На четвертый день дождя Раталов, напившись в дым, встретит крупную, невозмутимую женщину с бесстрастным, загорелым лицом, длинными, черными волосами, тихим спокойным голосом и сумрачным взглядом. Он никогда не вспомнит, как они встретились и как он оказался у нее в доме – Жиган скажет ему, что он вышел на улицу по нужде и не вернулся. Раталов проснется в маленькой, незнакомой комнате, под сумрачным взглядом невозмутимой черноволосой женщины. За вытянутой, отталкивающей рожей Раталова, перебитым носом, гнилыми зубами и скошенной челюстью, она сумеет рассмотреть его истинное назначение – творить добро, сумеет рассмотреть детскую способность верить в сказки, если их достоверно рассказать – способность, которую так и не успели вытоптать в нем другие женщины. Она накормит его и, убирая со стола, коснется грудью его затылка, а рядом будет крутиться ее смуглый семилетний сын, хитрый и злой, как самка.

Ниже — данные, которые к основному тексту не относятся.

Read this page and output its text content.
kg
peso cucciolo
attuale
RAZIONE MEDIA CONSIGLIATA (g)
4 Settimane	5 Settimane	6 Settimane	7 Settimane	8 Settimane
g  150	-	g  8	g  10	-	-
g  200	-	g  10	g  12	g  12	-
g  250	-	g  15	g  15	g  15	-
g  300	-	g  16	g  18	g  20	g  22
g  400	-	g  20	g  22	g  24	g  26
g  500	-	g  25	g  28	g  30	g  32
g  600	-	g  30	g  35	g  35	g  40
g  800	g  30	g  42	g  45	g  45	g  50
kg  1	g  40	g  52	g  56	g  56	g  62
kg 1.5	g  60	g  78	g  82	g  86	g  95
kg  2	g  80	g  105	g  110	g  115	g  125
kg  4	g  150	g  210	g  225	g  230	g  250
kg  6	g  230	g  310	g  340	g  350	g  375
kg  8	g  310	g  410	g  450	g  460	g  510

На пятый день дождя Раталов соберет шмотки и перейдет жить к ней.

Он проживет у нее два месяца, в течение которых он ни разу ни о чем не попросит. Под ее сумрачным взглядом он починит покосившийся от дождя и ветра забор и выкрасит в синий цвет, не думая о том, что когда-нибудь краску смоет дождь, а забор разнесет ветер; одержимый стремлением делать навечно, одержимый ненавистью к самоуничтожению и жизни на из нос и растлению до срока, возомнив себя художником эпохи Возрождения, своим появлением изгонит миражи запустения, спилит старую, изъеденную червями грушу и наколет дров на десять зим, поставит новую конуру облезлой собаке, а она бросится на него движением едва уловимым для глаз, на наэлектризованное движение василиска, но ее опрокинет цепь; укрепит готовый рухнуть сарай, на деньги за проданный бензин и привезенный соседям уголь купит ребенку какую одежду, набор игр и плюшевых зверей, забьет полки погреба консервами, купит оранжевую и голубую скатерти, купит вазу для цветов, расписанную танцующими фигурами, твердо зная, что чем бы все ни кончилось, эти дни будут лучшими в его жизни.